Monday, June 2, 2014

#3: Having a Relationship: To Love Someone and Still Breathing


“Cinta: sebuah kegilaan sesaat yang dapat disembuhkan oleh pernikahan”
– Ambrose Bierce

I woke up in the middle of the night due to nature calling. I sighed and rolled down the bed and dragged myself to the toilet. Before reached the door’s handle, I took a brief look at someone sleeping on my bed. There he was. My dearly husband for 12 years, my dearly best friend of more than 15 years. Snoring audibly and perfectly occupying almost two thirds of the bed with his big “love pillow”.

I climbed back to bed afterward and couldn’t get asleep right away. What would I do without him? Would I be able to breath? To love someone is like opening up our hearts to wounds and injuries, to sense fear of losing and to feel insecure about ourselves. So what is it about love then?

Meskipun dia dipenuhi dengan keanehannya sendiri (seperti saya juga dengan keanehan saya), dia lah yang selalu ada di semua peristiwa penting dan mendesak dalam hidup saya dengan segenap perasaan yang saya duga sebagai cinta. Dimulai ketika dia muncul pas saya berumur 25 tahun. Keluarga saya hobi nanya “Belum punya pacar? Mau dijodohin aja?” (niat baik keluarga besar saya itu disambung dengan pertemuan dengan beberapa kandidat yang membuat saya kurang nyaman, serasa dikejar debt collector hihihi).
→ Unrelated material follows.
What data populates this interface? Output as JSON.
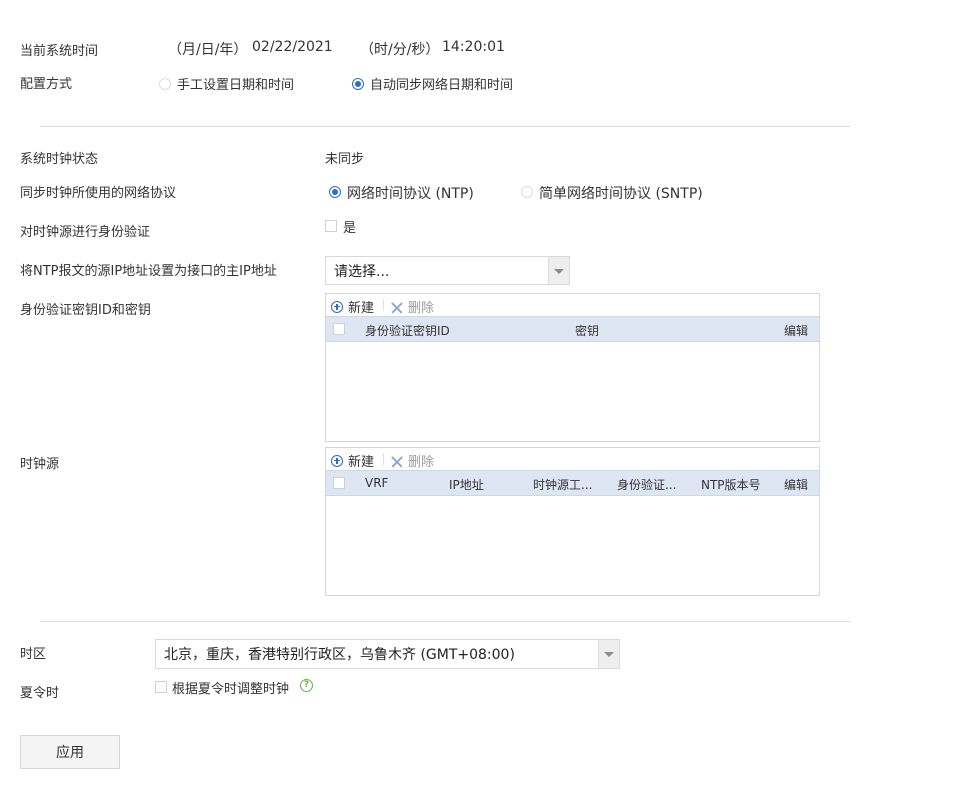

Setelah berhasil menjadikan saya pacarnya karena saya rada “playing hard to get”, beberapa minggu kemudian dia dipusingkan oleh ide rese saya tentang “kapan merit” (katanya jual mahal....hahahha). Jadinya ngga sempet ada adegan down on his knee and asked me “Will you marry me?” karena udah keduluan dengan rengekan saya yang ngga bermutu dan ngga ngasih solusi sama sekali. Sampai akhirnya kami menikah 2,5 tahun kemudian (see.... there was no short cut in love, buddy, even when you were whining all the time).

Kemudian dia juga menemani saya 2,5 tahun selanjutnya menjalani prosedur yang berkaitan dengan peranakan (kepingin hamil, udah hamil tapi ada kasus, melahirkan, kuret) di kamar operasi. Untung dia ngga semaput, mengingat betapa ksatrianya suami saya itu menghadapi kecoak (selama ini saya selalu maju dengan ikat kepala Jepang di jidat dan sapu sebagai pedang untuk menghabisi para kecoak durjana itu... watchaaaa....!) dan karet gelang kuning (karet gelang aja dilarang masuk rumah saya, apalagi karet sapintrong...sungguh perbuatan yang tidak melestarikan budaya lokal. Shame on him).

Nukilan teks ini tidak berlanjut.